Severino Antinori, the maverick Italian fertility doctor who recently announced that one of his patients was pregnant with a clone, announced on an Italian chat show last week that two more women were also carrying clones.
Antinori offered no details to support his claims that the three women were in their ninth, seventh and sixth weeks of pregnancy, respectively. He then went on to say that he was not involved in the pregnancies, but was aware of them because of contact with other doctors. He said 'today we have three pregnancies in progress in the world. Obviously, I'm not implicated in any way. Two in the former Soviet states and one in an Islamic country'. He claimed also that eight cloned embryos exist in China, but have yet to be implanted. His claim appears to be in direct contradiction to the announcement of the original clone pregnancy, in which Antinori claimed 'a patient' on one of his treatment programmes was pregnant.
Scientists have responded to Antinori's claims with scepticism and condemnation. Panos Zavos, former partner of the Italian doctor, has claimed that he has severed links with Antinori, saying he has 'no clones, no laboratory, no patients and no doctors to help him'. Zavos also wants to clone humans but says he will perfect animal cloning techniques before attempting to do so.

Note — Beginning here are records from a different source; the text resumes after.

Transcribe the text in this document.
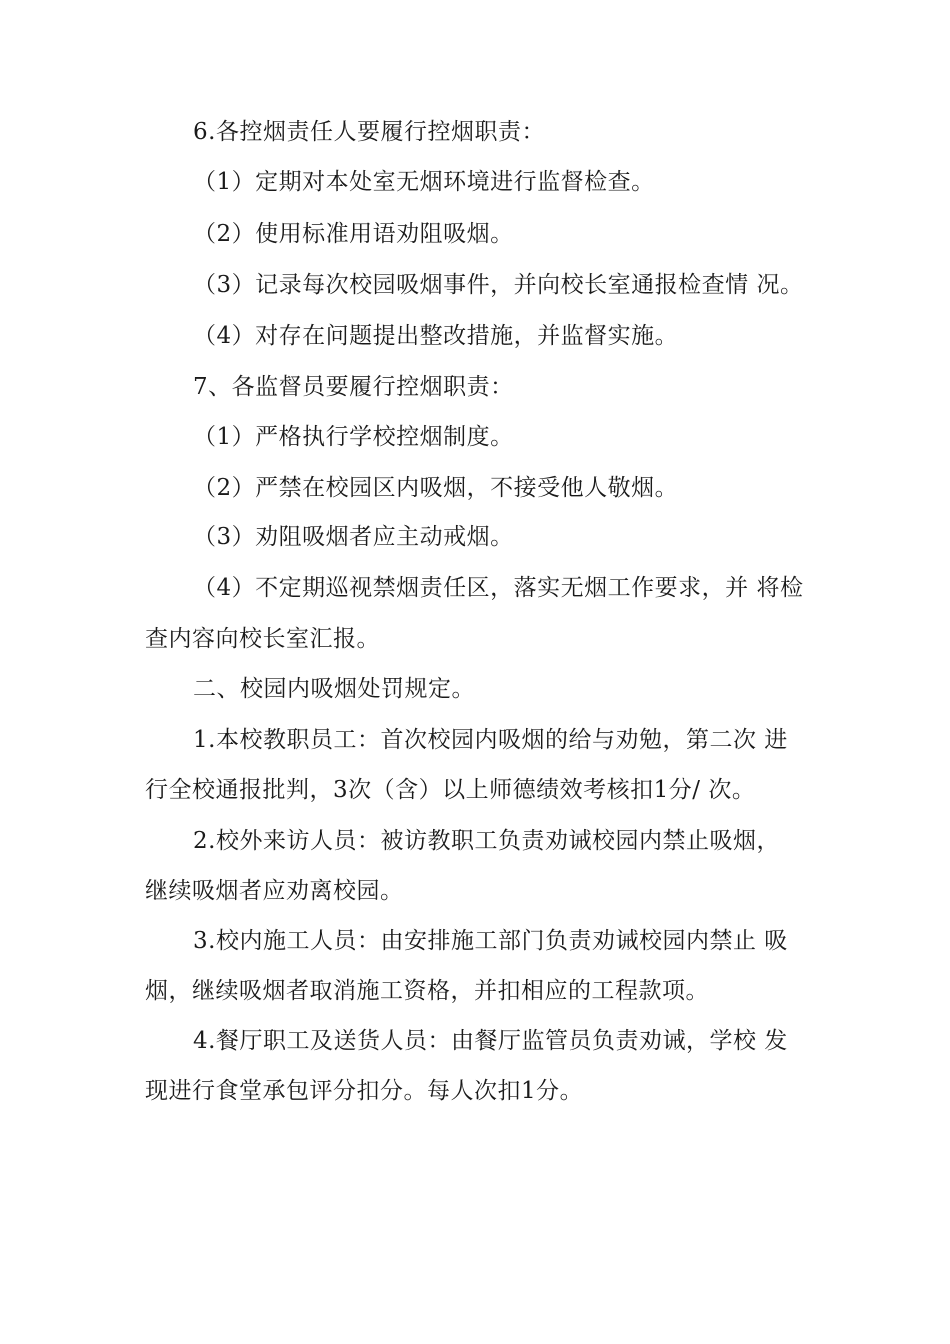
6.各控烟责任人要履行控烟职责：
（1）定期对本处室无烟环境进行监督检查。
（2）使用标准用语劝阻吸烟。
（3）记录每次校园吸烟事件，并向校长室通报检查情 况。
（4）对存在问题提出整改措施，并监督实施。
7、各监督员要履行控烟职责：
（1）严格执行学校控烟制度。
（2）严禁在校园区内吸烟，不接受他人敬烟。
（3）劝阻吸烟者应主动戒烟。
（4）不定期巡视禁烟责任区，落实无烟工作要求，并 将检
查内容向校长室汇报。
二、校园内吸烟处罚规定。
1.本校教职员工：首次校园内吸烟的给与劝勉，第二次 进
行全校通报批判，3次（含）以上师德绩效考核扣1分/ 次。
2.校外来访人员：被访教职工负责劝诫校园内禁止吸烟，
继续吸烟者应劝离校园。
3.校内施工人员：由安排施工部门负责劝诫校园内禁止 吸
烟，继续吸烟者取消施工资格，并扣相应的工程款项。
4.餐厅职工及送货人员：由餐厅监管员负责劝诫，学校 发
现进行食堂承包评分扣分。每人次扣1分。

Ian Wilmut, a scientist from Scotland's Roslin Institute, which cloned Dolly the sheep, doubted Antinori's claims when they were first made. Now, he has published findings that suggest that any work on human cloning is not only unlikely, but is likely to be dangerous if attempted. He says that a review of cloned animals around the world shows that they are all genetically or physically defective, adding that 'the widespread problems associated with clones has led to questions as to whether any clone was entirely normal'.